Pertemuan kedua dilaksanakan di Istanbul, Turki pada 21-22 Januari 2011 Metrotvnews, 11 Januari 2011. Pada pertemuan ini tidak menghasilkan suatu
kesepakatan antara pihak negara 5+1 dengan Iran. Tiap-tiap pihak bersikeras kepada kemauan masing-masing. Pihak Iran menginginkan pencabutan sanksi terhadap Iran
dan diplomasi atas dasar akal sehat sesuai kerangka yang berlaku di NPT yakni setiap negara berhak mengembangkan nuklir untuk tujuan damai. Sebaliknya, pihak negara
5+1 yang diwakili oleh Cathrene Ashtone menginginkan Iran menghentikan pengayaan uraniumnya, jika tidak maka negara 5+1 akan menambahkan sanksi baru
kepada Iran Antaranews, 22 Januari 2011. Namun, dari hasil pertemuan tersebut, Hileudnews 29 Juli 2010 melaporkan Iran bersedia untuk mengurangi produksi
uraniumnya dari level 20 persen apabila negara-negara 5+1 bersedia mencabut sanksi dan embargo yang diberlakukan terhadap Iran. Hal ini ditawarkan Iran untuk
mengurangi kecurigaan negara-negara 5+1 terhadap pengembangan nuklir Iran. Namun belum ada respon dari negara-negara tersebut terkait penawaran tersebut.
Menurut analisa penulis, kekhawatiran dan kecurigaan negara-negara penentang nuklir Iran sangat wajar.
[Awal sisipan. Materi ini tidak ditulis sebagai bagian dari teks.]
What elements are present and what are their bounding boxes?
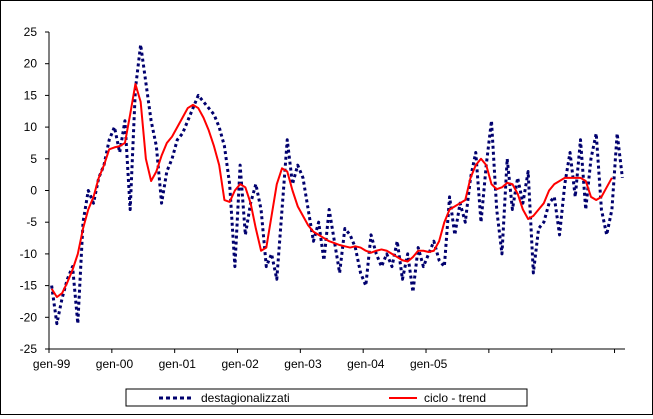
x-tick-label: gen-01: [159, 357, 197, 371]
legend-box: [125, 388, 528, 407]
legend-label-ciclo-trend: ciclo - trend: [424, 391, 486, 405]
legend-label-destagionalizzati: destagionalizzati: [201, 391, 290, 405]
x-tick-label: gen-00: [96, 357, 134, 371]
x-tick-label: gen-03: [284, 357, 322, 371]
y-tick-label: 20: [24, 57, 38, 71]
y-tick-label: 10: [24, 120, 38, 134]
x-tick-label: gen-05: [410, 357, 448, 371]
y-tick-label: -20: [20, 310, 38, 324]
x-tick-label: gen-04: [347, 357, 385, 371]
legend: destagionalizzati ciclo - trend: [125, 388, 528, 407]
axes: [48, 32, 625, 350]
x-tick-label: gen-02: [221, 357, 259, 371]
x-axis-ticks: gen-99 gen-00 gen-01 gen-02 gen-03 gen-04 gen-…: [33, 349, 616, 371]
y-tick-label: 5: [30, 152, 37, 166]
y-tick-label: 0: [30, 184, 37, 198]
y-tick-label: -10: [20, 247, 38, 261]
series-line-destagionalizzati: [50, 43, 624, 326]
x-tick-label: gen-99: [33, 357, 71, 371]
series-layer: [50, 43, 624, 326]
y-tick-label: 15: [24, 88, 38, 102]
y-axis-ticks: -25 -20 -15 -10 -5 0 5 10 15 20 25: [20, 25, 49, 356]
y-tick-label: 25: [24, 25, 38, 39]
y-tick-label: -15: [20, 279, 38, 293]
series-line-ciclo-trend: [50, 82, 613, 299]
y-tick-label: -5: [26, 215, 37, 229]
y-tick-label: -25: [20, 342, 38, 356]
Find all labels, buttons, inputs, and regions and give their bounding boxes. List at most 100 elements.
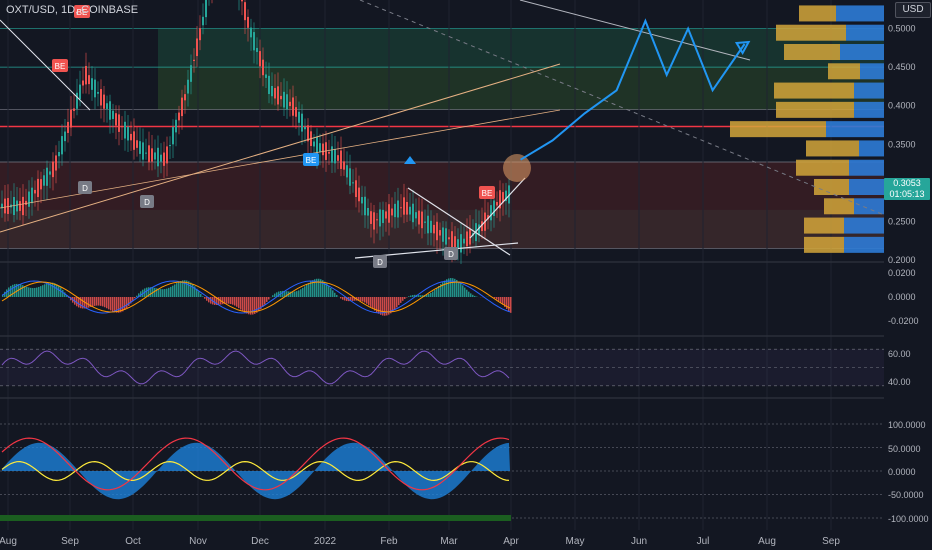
candle-body — [367, 207, 369, 216]
macd-hist-bar — [322, 280, 324, 297]
macd-hist-bar — [320, 279, 322, 297]
macd-hist-bar — [208, 297, 210, 303]
osc-tick-label: 50.0000 — [888, 444, 921, 454]
macd-hist-bar — [404, 297, 406, 299]
volume-profile-buy — [836, 5, 884, 22]
macd-tick-label: -0.0200 — [888, 316, 919, 326]
macd-hist-bar — [276, 292, 278, 297]
trendline-top — [519, 0, 751, 61]
macd-hist-bar — [506, 297, 508, 309]
osc-tick-label: 0.0000 — [888, 467, 916, 477]
volume-profile-sell — [784, 44, 840, 60]
macd-hist-bar — [430, 292, 432, 297]
macd-hist-bar — [264, 297, 266, 305]
candle-body — [28, 191, 30, 207]
candle-body — [55, 155, 57, 171]
macd-hist-bar — [68, 297, 70, 298]
trendline-dashed — [359, 0, 885, 216]
volume-profile-buy — [854, 101, 884, 118]
macd-hist-bar — [26, 286, 28, 297]
candle-body — [436, 221, 438, 241]
macd-hist-bar — [392, 297, 394, 312]
macd-hist-bar — [360, 297, 362, 301]
candle-body — [22, 196, 24, 216]
macd-hist-bar — [8, 287, 10, 297]
macd-hist-bar — [366, 297, 368, 304]
macd-hist-bar — [102, 297, 104, 307]
macd-hist-bar — [394, 297, 396, 310]
candle-body — [295, 107, 297, 117]
candle-body — [304, 126, 306, 130]
macd-hist-bar — [126, 297, 128, 309]
last-price-badge: 0.3053 01:05:13 — [884, 178, 930, 200]
macd-hist-bar — [218, 297, 220, 305]
macd-hist-bar — [200, 293, 202, 297]
macd-hist-bar — [238, 297, 240, 309]
candle-body — [316, 136, 318, 156]
macd-hist-bar — [466, 289, 468, 297]
volume-profile-sell — [806, 140, 859, 157]
candle-body — [265, 74, 267, 78]
macd-hist-bar — [184, 280, 186, 297]
macd-hist-bar — [462, 285, 464, 297]
macd-hist-bar — [174, 284, 176, 297]
price-axis[interactable]: 0.55000.50000.45000.40000.35000.25000.20… — [888, 0, 929, 524]
candle-body — [409, 206, 411, 215]
candle-body — [49, 171, 51, 175]
time-tick-label: Jul — [697, 536, 710, 547]
be-label: BE — [306, 156, 317, 165]
trend-drawings — [0, 0, 885, 259]
d-label: D — [448, 250, 454, 259]
macd-hist-bar — [370, 297, 372, 307]
macd-hist-bar — [52, 282, 54, 297]
candle-body — [466, 231, 468, 247]
candle-body — [40, 179, 42, 190]
macd-hist-bar — [396, 297, 398, 308]
candle-body — [343, 161, 345, 170]
candle-body — [199, 28, 201, 41]
macd-hist-bar — [186, 280, 188, 297]
candle-body — [373, 212, 375, 230]
macd-hist-bar — [452, 278, 454, 297]
macd-hist-bar — [312, 280, 314, 297]
be-label: BE — [482, 189, 493, 198]
macd-hist-bar — [330, 287, 332, 297]
currency-button[interactable]: USD — [895, 2, 931, 18]
macd-hist-bar — [118, 297, 120, 313]
macd-hist-bar — [146, 287, 148, 297]
rsi-tick-label: 60.00 — [888, 349, 911, 359]
time-axis[interactable]: Aug Sep Oct Nov Dec 2022 Feb Mar Apr May Jun Jul Aug… — [0, 536, 840, 547]
candle-body — [322, 143, 324, 156]
price-candles — [1, 0, 510, 264]
volume-profile-buy — [859, 140, 884, 157]
candle-body — [163, 152, 165, 166]
wedge-breakout — [469, 177, 526, 239]
candle-body — [70, 109, 72, 128]
candle-body — [1, 203, 3, 209]
macd-hist-bar — [22, 285, 24, 297]
candle-body — [403, 197, 405, 215]
candle-body — [406, 202, 408, 215]
candle-body — [151, 148, 153, 162]
macd-hist-bar — [224, 297, 226, 304]
candle-body — [64, 131, 66, 142]
macd-hist-bar — [64, 292, 66, 297]
macd-hist-bar — [94, 297, 96, 306]
trendline-left — [0, 19, 91, 111]
macd-hist-bar — [190, 282, 192, 297]
price-tick-label: 0.2500 — [888, 216, 916, 226]
macd-hist-bar — [24, 285, 26, 297]
macd-hist-bar — [66, 295, 68, 297]
candle-body — [109, 101, 111, 120]
candle-body — [433, 224, 435, 234]
macd-hist-bar — [204, 297, 206, 299]
macd-pane — [1, 278, 512, 316]
macd-hist-bar — [60, 287, 62, 297]
time-tick-label: Aug — [0, 536, 17, 547]
macd-hist-bar — [246, 297, 248, 314]
macd-hist-bar — [508, 297, 510, 312]
volume-profile-sell — [730, 121, 826, 138]
macd-hist-bar — [80, 297, 82, 309]
macd-hist-bar — [260, 297, 262, 310]
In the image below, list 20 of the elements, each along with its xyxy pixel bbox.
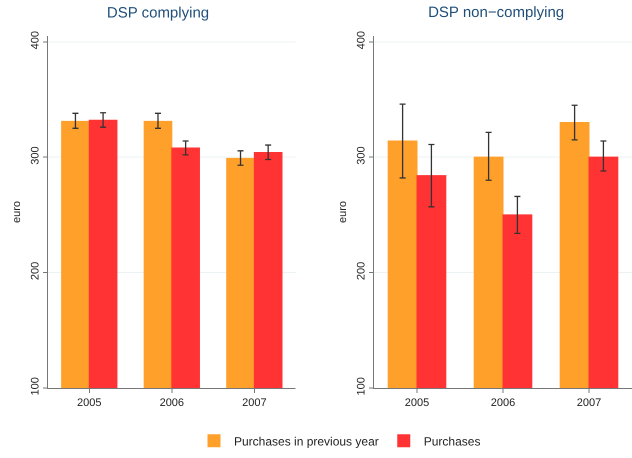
x-tick-label: 2005 (77, 397, 102, 410)
y-tick-label: 400 (30, 30, 42, 50)
y-tick-label: 200 (356, 262, 368, 280)
y-tick-label: 400 (356, 30, 368, 50)
x-tick-label: 2007 (242, 397, 267, 410)
x-tick-label: 2006 (160, 397, 184, 410)
chart-title: DSP non−complying (428, 4, 564, 21)
y-axis-title: euro (337, 200, 350, 224)
legend-label: Purchases in previous year (234, 434, 379, 448)
y-tick-label: 200 (30, 262, 42, 280)
x-tick-label: 2006 (490, 397, 516, 410)
y-tick-label: 100 (30, 377, 42, 396)
x-tick-label: 2007 (576, 397, 602, 410)
chart-title: DSP complying (106, 4, 210, 22)
y-tick-label: 300 (356, 146, 368, 165)
y-tick-label: 300 (30, 146, 42, 165)
legend-label: Purchases (424, 434, 480, 448)
y-axis-title: euro (11, 200, 24, 224)
y-tick-label: 100 (356, 377, 368, 396)
x-tick-label: 2005 (404, 397, 430, 410)
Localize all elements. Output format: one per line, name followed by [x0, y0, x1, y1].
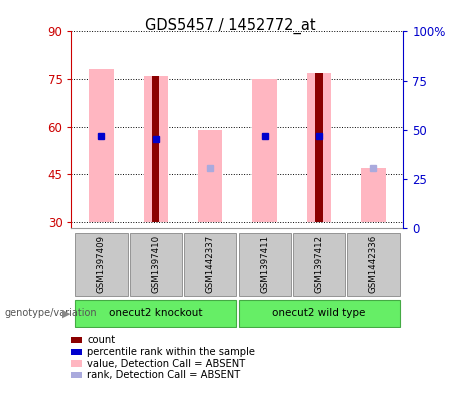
Text: GSM1397409: GSM1397409 [97, 235, 106, 293]
Bar [75, 300, 236, 327]
Text: rank, Detection Call = ABSENT: rank, Detection Call = ABSENT [87, 370, 240, 380]
Text: ▶: ▶ [62, 309, 71, 318]
Text: GSM1397412: GSM1397412 [314, 235, 324, 293]
Text: value, Detection Call = ABSENT: value, Detection Call = ABSENT [87, 358, 245, 369]
Bar [252, 79, 277, 222]
Bar [307, 73, 331, 222]
Text: GDS5457 / 1452772_at: GDS5457 / 1452772_at [145, 18, 316, 34]
Bar [238, 300, 400, 327]
Text: genotype/variation: genotype/variation [5, 309, 97, 318]
Bar [152, 76, 160, 222]
Bar [315, 73, 323, 222]
Text: GSM1397411: GSM1397411 [260, 235, 269, 293]
Bar [143, 76, 168, 222]
Bar [238, 233, 291, 296]
Bar [198, 130, 223, 222]
Text: percentile rank within the sample: percentile rank within the sample [87, 347, 255, 357]
Bar [361, 168, 386, 222]
Text: count: count [87, 335, 115, 345]
Text: GSM1397410: GSM1397410 [151, 235, 160, 293]
Bar [130, 233, 182, 296]
Bar [184, 233, 236, 296]
Bar [89, 70, 113, 222]
Text: onecut2 wild type: onecut2 wild type [272, 309, 366, 318]
Text: GSM1442336: GSM1442336 [369, 235, 378, 294]
Bar [75, 233, 128, 296]
Text: onecut2 knockout: onecut2 knockout [109, 309, 202, 318]
Text: GSM1442337: GSM1442337 [206, 235, 215, 294]
Bar [293, 233, 345, 296]
Bar [347, 233, 400, 296]
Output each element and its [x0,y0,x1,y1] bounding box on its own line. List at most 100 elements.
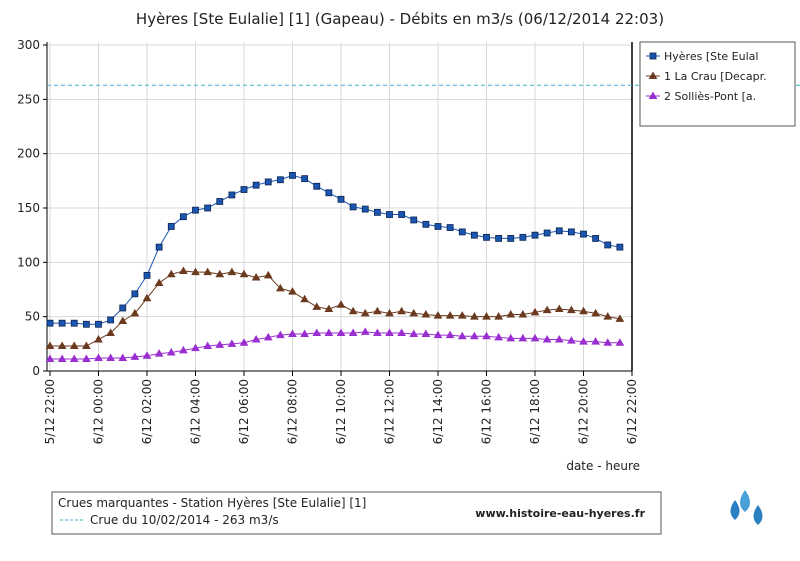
data-point [46,319,54,327]
data-point [263,270,273,279]
data-point [179,213,187,221]
data-point [604,241,612,249]
x-tick-label: 6/12 04:00 [189,379,203,444]
data-point [470,312,479,320]
data-point [179,345,188,354]
site-link: www.histoire-eau-hyeres.fr [475,507,645,520]
x-tick-label: 6/12 06:00 [237,379,251,444]
data-point [166,269,176,278]
data-point [542,334,552,343]
data-point [251,273,261,281]
data-point [179,266,188,275]
data-point [409,329,419,338]
data-point [227,339,237,347]
data-point [300,329,309,338]
data-point [82,320,90,328]
y-tick-label: 250 [17,92,40,106]
data-point [289,171,296,179]
data-point [506,310,516,318]
data-point [203,341,212,350]
data-point [349,203,357,211]
data-point [57,354,67,363]
data-point [131,290,139,298]
data-point [215,269,225,278]
data-point [421,310,431,318]
data-point [142,293,152,302]
data-point [348,328,358,336]
data-point [216,198,224,205]
data-point [192,206,199,214]
data-point [191,267,200,276]
data-point [518,310,528,318]
data-point [615,338,625,346]
data-point [82,341,91,350]
data-point [483,233,490,241]
data-point [543,229,551,237]
data-point [143,271,151,279]
data-point [130,352,140,360]
data-point [591,308,600,317]
data-point [276,176,284,184]
data-point [240,186,248,193]
x-axis-label: date - heure [566,459,640,473]
data-point [361,205,369,213]
data-point [494,332,503,341]
reference-box [51,491,662,535]
data-point [119,304,127,312]
data-point [154,349,164,357]
y-tick-label: 200 [17,147,40,161]
data-point [457,331,467,340]
legend-label: Hyères [Ste Eulal [664,50,758,63]
chart-title: Hyères [Ste Eulalie] [1] (Gapeau) - Débi… [136,10,664,28]
data-point [482,312,491,320]
data-point [118,353,128,361]
y-tick-label: 100 [17,255,40,269]
data-point [191,343,200,352]
data-point [130,308,140,317]
data-point [94,334,103,343]
data-point [167,223,175,230]
data-point [531,231,539,239]
data-point [360,308,370,317]
data-point [118,316,128,325]
data-point [313,182,321,190]
data-point [288,287,297,295]
reference-label: Crue du 10/02/2014 - 263 m3/s [90,513,279,527]
data-point [530,333,540,342]
legend-marker [648,91,658,99]
data-point [204,204,212,212]
data-point [592,235,600,242]
data-point [239,338,249,346]
data-point [579,337,588,345]
data-point [336,328,346,336]
data-point [397,306,406,315]
data-point [603,338,613,346]
legend-marker [649,52,657,60]
data-point [603,312,613,320]
data-point [470,231,478,239]
data-point [518,333,528,342]
data-point [433,330,443,339]
data-point [69,354,79,363]
data-point [70,319,78,327]
legend-marker [648,71,658,79]
data-point [142,351,152,359]
legend-label: 1 La Crau [Decapr. [664,70,767,83]
data-point [312,328,322,336]
data-point [373,328,382,336]
x-tick-label: 6/12 08:00 [286,379,300,444]
data-point [445,330,455,339]
data-point [348,306,358,315]
data-point [155,243,163,251]
data-point [397,328,406,336]
x-tick-label: 6/12 02:00 [140,379,154,444]
data-point [482,331,491,340]
data-point [325,189,333,197]
data-point [251,334,261,343]
data-point [579,306,588,315]
plot-area [47,42,632,371]
data-point [495,235,503,242]
x-tick-label: 6/12 18:00 [528,379,542,444]
x-tick-label: 6/12 00:00 [92,379,106,444]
Karena dalam pemahaman Neo-realis keadaan
sistem internasional yang anarkis setiap negara yang memiliki kekuatan mencoba untuk terlibat dan mengikuti sistem tersebut untuk menunjukkan dan
mendistribusikan kemampuan unit dalam sistem Burchill dan Linklater 2007, h. 117. Dalam kasus nuklir Iran, negara-negara yang memiliki kekuatan dominan
mencoba untuk terlibat dalam kasus nuklir tersebut. Pada dasarnya pengembangan teknologi nuklir Iran timbul karena sistem internasional yang anarkis. Pengembangan
teknologi nuklir Iran dimunculkan sebagai penyeimbang kekuataan negara-negara di dunia dan kawasan. Namun, Iran memiliki tujuan utama yang spesifik berdasarkan
kepentingan nasional negaranya, yakni mengembangkan teknologi nuklir untuk kemajuan riset teknologi dan keperluan sipil bukan untuk keperluan militer. Oleh
sebab itu, atas dasar kepentingan nasional bangsa Iran, pemerintah Iran terus memperjuangkan pengembangan teknologi nuklir Iran walaupun mendapat tekanan
dari berbagai pihak. Hal ini sesuai dengan pernyataan Frankel 1988, h. 93 yang mengatakan
bahwa “kepentingan nasional merupakan kunci utama dari konsep kebijakan luar
negeri yang menjadi pokok utama dari total keseluruhan nilai-nilai nasionalitas suatu bangsa
”. Menurut analisa penulis, Iran terus berupaya mempertahankan kepentingan nasionalnya. Upaya yang dilakukan pemerintah Iran adalah dengan menerapkan suatu
usaha diplomasi terhadap segala macam bentuk tekanan AS dan Sekutu.